As traditions go, the practice of exchanging diamond promise rings isn't particularly old; it took root only in the 1990s (traditions have to begin sometime, after all). Think of diamond promise rings as the modern equivalent of class rings and fraternity pins, the exchange of which began just a half-century earlier, in the 1940s and 1950s. Before then there were betrothal rings, but they evolved into modern engagement rings, which is a whole different subject altogether. Ideally, diamond promise rings are meant to lead directly to engagement rings, and generally they do.
Diamond promise rings come in a variety of styles (many of them available right here at Novori), crafted to fit a variety of budgets. The tendency, however, is to keep the price under $500. They usually differ from engagement rings by being smaller and made of more inexpensive metals, which puts most diamond promise rings within the price ranges of the younger people who are more likely to wear them. Often they take the form of a small diamond set in a yellow or white gold band; diamond chips are often used as accents. (Naturally there are diamond promise rings that are much more opulent, for the Donald Trumps among us). Heart-shaped settings and engraved names are common features, as are floral accents and the inclusion of semi-precious stones as well as diamonds.

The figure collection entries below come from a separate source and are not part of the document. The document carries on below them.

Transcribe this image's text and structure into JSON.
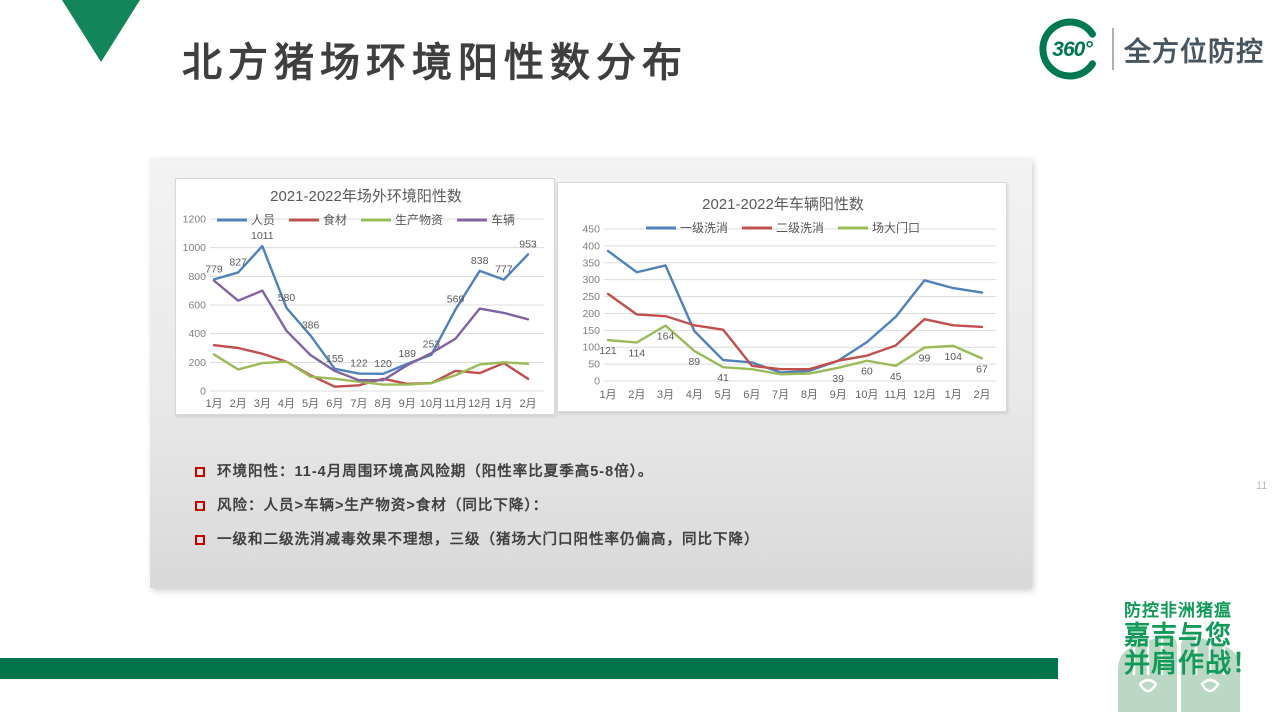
{
  "slide": {
    "title": "北方猪场环境阳性数分布",
    "page_number": "11"
  },
  "logo": {
    "badge": "360°",
    "name": "全方位防控"
  },
  "colors": {
    "brand_green": "#00754C",
    "triangle_green": "#12855A",
    "footer_green": "#129A58",
    "series_blue": "#4F81BD",
    "series_red": "#C0504D",
    "series_green": "#9BBB59",
    "series_purple": "#8064A2"
  },
  "bullets": [
    "环境阳性：11-4月周围环境高风险期（阳性率比夏季高5-8倍）。",
    "风险：人员>车辆>生产物资>食材（同比下降）：",
    "一级和二级洗消减毒效果不理想，三级（猪场大门口阳性率仍偏高，同比下降）"
  ],
  "footer": {
    "tagline": "防控非洲猪瘟",
    "line1": "嘉吉与您",
    "line2": "并肩作战！"
  },
  "chart_data": [
    {
      "type": "line",
      "title": "2021-2022年场外环境阳性数",
      "categories": [
        "1月",
        "2月",
        "3月",
        "4月",
        "5月",
        "6月",
        "7月",
        "8月",
        "9月",
        "10月",
        "11月",
        "12月",
        "1月",
        "2月"
      ],
      "ylim": [
        0,
        1200
      ],
      "ytick_step": 200,
      "grid": true,
      "legend_position": "top",
      "series": [
        {
          "name": "人员",
          "color": "#4F81BD",
          "values": [
            779,
            827,
            1011,
            580,
            386,
            155,
            122,
            120,
            189,
            253,
            569,
            838,
            777,
            953
          ],
          "labels": [
            779,
            827,
            1011,
            580,
            386,
            155,
            122,
            120,
            189,
            253,
            569,
            838,
            777,
            953
          ],
          "label_side": "above"
        },
        {
          "name": "食材",
          "color": "#C0504D",
          "values": [
            320,
            300,
            260,
            205,
            110,
            30,
            40,
            85,
            50,
            55,
            140,
            125,
            195,
            85
          ]
        },
        {
          "name": "生产物资",
          "color": "#9BBB59",
          "values": [
            255,
            150,
            195,
            205,
            100,
            85,
            65,
            45,
            45,
            55,
            110,
            185,
            200,
            190
          ]
        },
        {
          "name": "车辆",
          "color": "#8064A2",
          "values": [
            770,
            630,
            700,
            420,
            250,
            140,
            75,
            75,
            180,
            265,
            365,
            575,
            545,
            500
          ]
        }
      ]
    },
    {
      "type": "line",
      "title": "2021-2022年车辆阳性数",
      "categories": [
        "1月",
        "2月",
        "3月",
        "4月",
        "5月",
        "6月",
        "7月",
        "8月",
        "9月",
        "10月",
        "11月",
        "12月",
        "1月",
        "2月"
      ],
      "ylim": [
        0,
        450
      ],
      "ytick_step": 50,
      "grid": true,
      "legend_position": "top",
      "series": [
        {
          "name": "一级洗消",
          "color": "#4F81BD",
          "values": [
            385,
            322,
            342,
            148,
            62,
            55,
            25,
            30,
            60,
            115,
            190,
            298,
            275,
            262
          ]
        },
        {
          "name": "二级洗消",
          "color": "#C0504D",
          "values": [
            258,
            197,
            192,
            165,
            152,
            45,
            35,
            35,
            60,
            75,
            105,
            183,
            165,
            160
          ]
        },
        {
          "name": "场大门口",
          "color": "#9BBB59",
          "values": [
            121,
            114,
            164,
            89,
            41,
            35,
            20,
            22,
            39,
            60,
            45,
            99,
            104,
            67
          ],
          "labels": [
            121,
            114,
            164,
            89,
            41,
            null,
            null,
            null,
            39,
            60,
            45,
            99,
            104,
            67
          ],
          "label_side": "below"
        }
      ]
    }
  ]
}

Though diamond promise rings usually represent a pre-engagement commitment, this isn't always the case. Sometimes they're used to symbolize religious purity: someone may wear a diamond promise ring to represent their devotion to a particular saint, or their promise of sexual purity until marriage. In the latter manifestation, they're often gifts from parents to their adolescent children. In some cases, they mean little more than the old school-ring exchanges of the past: they signify a monogamous relationship that may or may not proceed to engagement or marriage. Sometimes, diamond promise rings are even just friendly gifts -- friends, whether a boy and girl or two girls, exchange them without any expectation of a binding commitment. They may simply represent a secret kept, vows not to drink or smoke, or reminders of each other when separated.

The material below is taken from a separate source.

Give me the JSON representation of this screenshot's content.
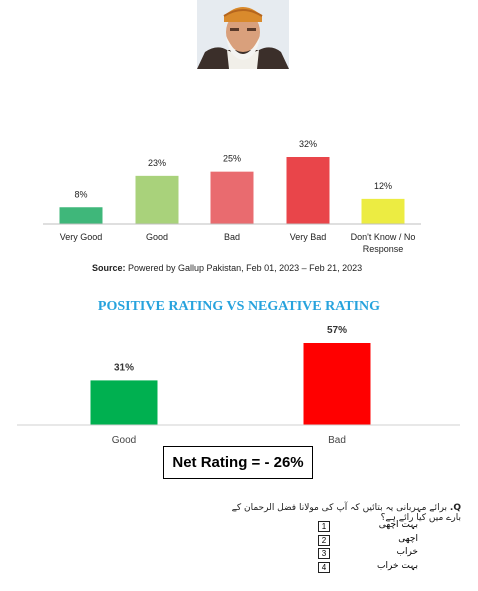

Admittedly, the aforementioned circumstances are rarer than the traditional reason for exchanging diamond promise rings. If this is the case with you, you're stuck with having to decide the right moment to offer up a diamond promise ring. Whenever there's a promise to be made is a good time, naturally enough, but they're particularly apropos on anniversaries of special events in your relationship: your first date, your first kiss, or the day you met. Graduations and birthdays are good too. Whatever you do, when you exchange diamond promise rings, be sure that you both understand the intention. It wouldn't do to give your girl a promise ring, and have her believe it to be an engagement ring. That road can lead to broken hearts for both of you.